The BBC’s annual “Proms” series of classical concerts has concluded its 114th edition with the traditional “Last Night of the Proms” party at London’s Royal Albert Hall.
Organizers say this has been the biggest Proms series ever, with 164 events across eight weeks, including concerts (76 of which took place at the Albert Hall), workshops and films. More than 4,500 performers and 56 conductors have featured, producing 300 hours of broadcasting. With events now held across the United Kingdom, he BBC says a total of 281,934 tickets were sold for Proms concerts this year, an increase of 4% on last year.
At last night’s final concert (Sept. 13) — classical radio network BBC Radio 3’s controller Roger Wright’s first as director — Welsh powerhouse bass-baritone Bryn Terfel starred alongside some of the classical world’s leading performers in an atmosphere closer to a rowdy party than a classical concert.
Sir Roger Norrington conducted the BBC Symphony Orchestra, opening with Beethoven’s “The Creatures of Prometheus” overture.
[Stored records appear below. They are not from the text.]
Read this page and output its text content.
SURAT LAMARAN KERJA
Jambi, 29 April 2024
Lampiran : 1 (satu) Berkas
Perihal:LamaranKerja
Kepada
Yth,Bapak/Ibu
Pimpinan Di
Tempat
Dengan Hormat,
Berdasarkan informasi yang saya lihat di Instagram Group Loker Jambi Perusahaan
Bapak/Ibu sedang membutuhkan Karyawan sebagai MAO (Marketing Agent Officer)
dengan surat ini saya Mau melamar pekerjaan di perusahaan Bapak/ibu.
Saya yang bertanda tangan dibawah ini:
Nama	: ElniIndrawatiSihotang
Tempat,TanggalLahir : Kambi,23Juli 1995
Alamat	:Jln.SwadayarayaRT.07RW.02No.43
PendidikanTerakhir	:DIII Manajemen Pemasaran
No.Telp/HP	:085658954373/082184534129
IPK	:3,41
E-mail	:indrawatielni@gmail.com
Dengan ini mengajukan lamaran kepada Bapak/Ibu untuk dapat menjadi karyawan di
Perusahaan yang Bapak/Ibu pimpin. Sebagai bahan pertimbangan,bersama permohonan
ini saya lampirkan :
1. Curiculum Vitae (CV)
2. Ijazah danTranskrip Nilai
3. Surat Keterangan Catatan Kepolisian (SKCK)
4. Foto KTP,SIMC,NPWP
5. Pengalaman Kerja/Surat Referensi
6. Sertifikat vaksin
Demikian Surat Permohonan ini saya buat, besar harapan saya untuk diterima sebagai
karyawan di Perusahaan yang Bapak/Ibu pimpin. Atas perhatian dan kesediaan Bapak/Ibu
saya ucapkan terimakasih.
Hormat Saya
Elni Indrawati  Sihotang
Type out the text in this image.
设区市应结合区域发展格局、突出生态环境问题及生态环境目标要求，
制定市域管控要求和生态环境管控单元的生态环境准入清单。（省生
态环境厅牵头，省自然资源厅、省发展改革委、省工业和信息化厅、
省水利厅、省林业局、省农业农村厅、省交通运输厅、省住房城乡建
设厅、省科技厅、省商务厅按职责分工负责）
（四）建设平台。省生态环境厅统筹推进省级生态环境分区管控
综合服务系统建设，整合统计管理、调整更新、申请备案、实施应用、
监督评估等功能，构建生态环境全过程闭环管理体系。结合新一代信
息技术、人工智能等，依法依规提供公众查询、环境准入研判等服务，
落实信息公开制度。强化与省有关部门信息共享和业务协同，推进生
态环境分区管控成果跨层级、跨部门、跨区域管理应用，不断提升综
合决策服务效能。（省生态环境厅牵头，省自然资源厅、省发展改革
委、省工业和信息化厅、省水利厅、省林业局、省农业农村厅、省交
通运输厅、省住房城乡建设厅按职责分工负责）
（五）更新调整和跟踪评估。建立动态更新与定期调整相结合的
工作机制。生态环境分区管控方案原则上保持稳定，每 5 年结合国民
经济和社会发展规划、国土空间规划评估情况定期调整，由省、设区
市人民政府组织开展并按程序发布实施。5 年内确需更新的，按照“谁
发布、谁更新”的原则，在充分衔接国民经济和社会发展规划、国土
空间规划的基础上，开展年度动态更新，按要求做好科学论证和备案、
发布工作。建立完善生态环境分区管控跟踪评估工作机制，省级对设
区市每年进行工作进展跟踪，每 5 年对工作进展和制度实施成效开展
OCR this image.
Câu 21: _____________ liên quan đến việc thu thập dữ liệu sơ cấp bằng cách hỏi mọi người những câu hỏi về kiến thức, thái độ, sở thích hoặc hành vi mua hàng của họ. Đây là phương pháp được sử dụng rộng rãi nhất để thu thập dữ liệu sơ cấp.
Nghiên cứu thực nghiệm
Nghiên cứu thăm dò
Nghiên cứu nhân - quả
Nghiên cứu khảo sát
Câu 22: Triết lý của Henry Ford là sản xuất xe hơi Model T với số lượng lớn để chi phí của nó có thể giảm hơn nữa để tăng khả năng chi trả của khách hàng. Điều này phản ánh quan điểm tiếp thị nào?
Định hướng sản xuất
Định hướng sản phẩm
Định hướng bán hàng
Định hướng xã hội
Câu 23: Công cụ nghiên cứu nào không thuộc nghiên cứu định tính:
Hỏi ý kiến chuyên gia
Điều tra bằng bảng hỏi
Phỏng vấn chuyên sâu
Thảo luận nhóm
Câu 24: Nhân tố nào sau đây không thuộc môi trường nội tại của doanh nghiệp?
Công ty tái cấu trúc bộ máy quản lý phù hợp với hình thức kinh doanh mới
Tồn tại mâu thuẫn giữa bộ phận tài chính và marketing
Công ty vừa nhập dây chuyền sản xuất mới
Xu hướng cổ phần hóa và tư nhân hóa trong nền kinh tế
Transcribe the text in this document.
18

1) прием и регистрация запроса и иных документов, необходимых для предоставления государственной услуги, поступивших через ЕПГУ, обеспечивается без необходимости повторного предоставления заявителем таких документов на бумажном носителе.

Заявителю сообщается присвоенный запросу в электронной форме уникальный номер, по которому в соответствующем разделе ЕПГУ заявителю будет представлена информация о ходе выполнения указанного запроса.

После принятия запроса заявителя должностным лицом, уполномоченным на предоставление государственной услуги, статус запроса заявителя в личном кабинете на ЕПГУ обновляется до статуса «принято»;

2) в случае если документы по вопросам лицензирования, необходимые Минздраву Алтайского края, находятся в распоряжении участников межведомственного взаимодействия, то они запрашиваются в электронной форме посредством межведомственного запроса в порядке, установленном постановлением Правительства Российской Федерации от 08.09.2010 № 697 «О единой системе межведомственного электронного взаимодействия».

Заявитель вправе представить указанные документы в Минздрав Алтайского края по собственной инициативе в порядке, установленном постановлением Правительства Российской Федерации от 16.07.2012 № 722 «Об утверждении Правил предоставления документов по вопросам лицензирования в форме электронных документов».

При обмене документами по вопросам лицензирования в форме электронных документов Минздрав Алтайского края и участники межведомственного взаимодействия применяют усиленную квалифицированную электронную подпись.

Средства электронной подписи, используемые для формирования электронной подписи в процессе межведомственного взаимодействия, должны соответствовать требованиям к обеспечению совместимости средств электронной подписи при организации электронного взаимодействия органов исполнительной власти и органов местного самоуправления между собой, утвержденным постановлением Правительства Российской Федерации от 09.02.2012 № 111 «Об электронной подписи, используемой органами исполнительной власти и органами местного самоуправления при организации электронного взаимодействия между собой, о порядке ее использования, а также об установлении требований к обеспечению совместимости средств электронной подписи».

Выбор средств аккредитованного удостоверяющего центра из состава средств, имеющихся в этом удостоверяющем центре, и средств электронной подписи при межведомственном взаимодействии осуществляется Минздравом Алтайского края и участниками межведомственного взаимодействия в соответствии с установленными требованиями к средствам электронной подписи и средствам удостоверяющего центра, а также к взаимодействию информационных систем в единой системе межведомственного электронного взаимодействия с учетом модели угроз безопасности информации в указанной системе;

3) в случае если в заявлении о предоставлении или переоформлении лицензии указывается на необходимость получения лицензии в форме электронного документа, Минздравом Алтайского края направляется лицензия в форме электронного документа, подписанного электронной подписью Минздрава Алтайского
Then the mighty Terfel took to the stage to rousing applause for a moving rendition of Wagner’s “Wie Todesahnung Dammrun” from “Tannhauser” and Puccini’s “Tre Sbirri, Una Carozza” from “Tosca.”
French pianist Helene Grimaud grinned at the audience throughout a spot-on rendition of Beethoven’s “Choral Fantasy” before Terfel lumbered on stage again in full costume for his piece de resistance, “Ehi! Piaggio!… L’onore Ladri!” from Verdi’s “Falstaff,” hectoring the conductor and flirting with the audience.
Scottish composer Anna Meredith’s specially commissioned piece “froms” was a success of discordance and technology, featuring ambitious but effective live link-ups from the outdoor “Proms in the Park” event happening simultaneously in nearby Hyde Park.
The second, noisier half of the show got underway with yet more Terfel, this time singing some Denza, followed by Chris Hazell’s folk song arrangements and some Vaughan Williams. Terfel later returned bedecked in a suit of U.K. flags to sing Sargent’s arrangement of “Rule Britannia,” featuring a verse in Welsh. The concert ended with traditional renditions of “Land of Hope and Glory” and “Jerusalem.”
The Proms concerts began in 1895 and were the brainchild of impresario Robert Newman, who wanted to take classical music to the masses. The BBC has been running the event since 1927.